Photo of Mr Gilbert Mitchison Mr Gilbert Mitchison , Kettering

What is the Clause about, and why only five-sixths?

Photo of Mr Edward Du Cann Mr Edward Du Cann , Taunton

I was hoping that the hon. and learned Member for Kettering (Mr. Mitchison) would ask that question, because I am extremely interested in this subject. I remember so well going to a dinner at which Lord Monckton was the principal guest. This was at the time when he was at the Ministry of Labour. He had spent the whole day in conference and had his most excellent expert Civil Service advisers at his side. Every time that he felt like speaking, they pulled his sleeve and said, "I do not think I would intervene just now if I were you, Minister". He said, Coming to this dinner and having the opportunity to speak is something that I have been looking forward to all day".

10.15 p.m.

I would not go quite as far as that, but I am asked "Why five-sixths?" I should be happy, if the Committee wishes, even at this late hour, to retail the long history of tithes. That I will not do. I simply say that Clause 31 preserves the right of an owner-occupier of land charged with a tithe redemption annuity to relief from tax on five-sixths of the annuity.
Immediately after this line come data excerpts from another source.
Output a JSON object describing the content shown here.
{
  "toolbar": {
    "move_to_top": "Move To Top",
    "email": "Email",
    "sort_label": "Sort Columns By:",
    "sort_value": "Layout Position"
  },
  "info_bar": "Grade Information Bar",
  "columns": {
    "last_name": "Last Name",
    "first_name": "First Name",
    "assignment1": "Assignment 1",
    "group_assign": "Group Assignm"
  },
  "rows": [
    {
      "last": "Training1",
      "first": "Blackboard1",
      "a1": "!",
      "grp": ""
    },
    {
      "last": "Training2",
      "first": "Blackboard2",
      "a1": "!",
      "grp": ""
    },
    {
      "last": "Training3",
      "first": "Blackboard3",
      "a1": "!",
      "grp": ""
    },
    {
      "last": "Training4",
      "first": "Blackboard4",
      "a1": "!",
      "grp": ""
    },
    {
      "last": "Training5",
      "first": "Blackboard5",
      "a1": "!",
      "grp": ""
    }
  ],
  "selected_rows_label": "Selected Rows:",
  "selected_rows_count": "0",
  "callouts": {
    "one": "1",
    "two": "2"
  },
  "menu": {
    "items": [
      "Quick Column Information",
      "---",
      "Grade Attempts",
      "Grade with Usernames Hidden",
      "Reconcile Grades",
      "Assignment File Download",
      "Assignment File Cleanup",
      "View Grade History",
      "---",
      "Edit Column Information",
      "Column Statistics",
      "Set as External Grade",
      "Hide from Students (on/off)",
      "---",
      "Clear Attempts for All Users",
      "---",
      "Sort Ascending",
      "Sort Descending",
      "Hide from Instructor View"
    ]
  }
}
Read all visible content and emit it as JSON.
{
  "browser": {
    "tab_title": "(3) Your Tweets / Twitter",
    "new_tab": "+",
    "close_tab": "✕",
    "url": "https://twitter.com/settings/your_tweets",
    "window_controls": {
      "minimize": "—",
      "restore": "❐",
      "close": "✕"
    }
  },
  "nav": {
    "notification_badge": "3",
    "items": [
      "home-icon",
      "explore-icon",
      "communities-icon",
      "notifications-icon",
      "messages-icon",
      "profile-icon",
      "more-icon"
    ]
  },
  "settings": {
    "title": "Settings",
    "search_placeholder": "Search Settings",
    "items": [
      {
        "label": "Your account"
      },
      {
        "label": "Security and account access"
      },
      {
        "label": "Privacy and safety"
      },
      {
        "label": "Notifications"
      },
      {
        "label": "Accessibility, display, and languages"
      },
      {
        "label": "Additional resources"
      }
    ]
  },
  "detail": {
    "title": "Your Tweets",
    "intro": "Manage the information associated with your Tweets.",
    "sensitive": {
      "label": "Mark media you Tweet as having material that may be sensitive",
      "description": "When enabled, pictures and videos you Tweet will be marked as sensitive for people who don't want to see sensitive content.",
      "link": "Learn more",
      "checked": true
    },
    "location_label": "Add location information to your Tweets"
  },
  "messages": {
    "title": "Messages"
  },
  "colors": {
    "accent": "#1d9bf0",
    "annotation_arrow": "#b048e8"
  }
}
I am asked why. It was the amount originally fixed by Section 13 of the Tithe Act, 1936, as a conventional measure of the interest element in the annuity. Unless a general figure of that sort were chosen, obviously there would have to be a large number of specific calculations year by year. It was thought convenient at that time to take a single figure of that sort. The process is being continued in the Clause.

Question put and agreed to.

Clause ordered to stand part of the Bill.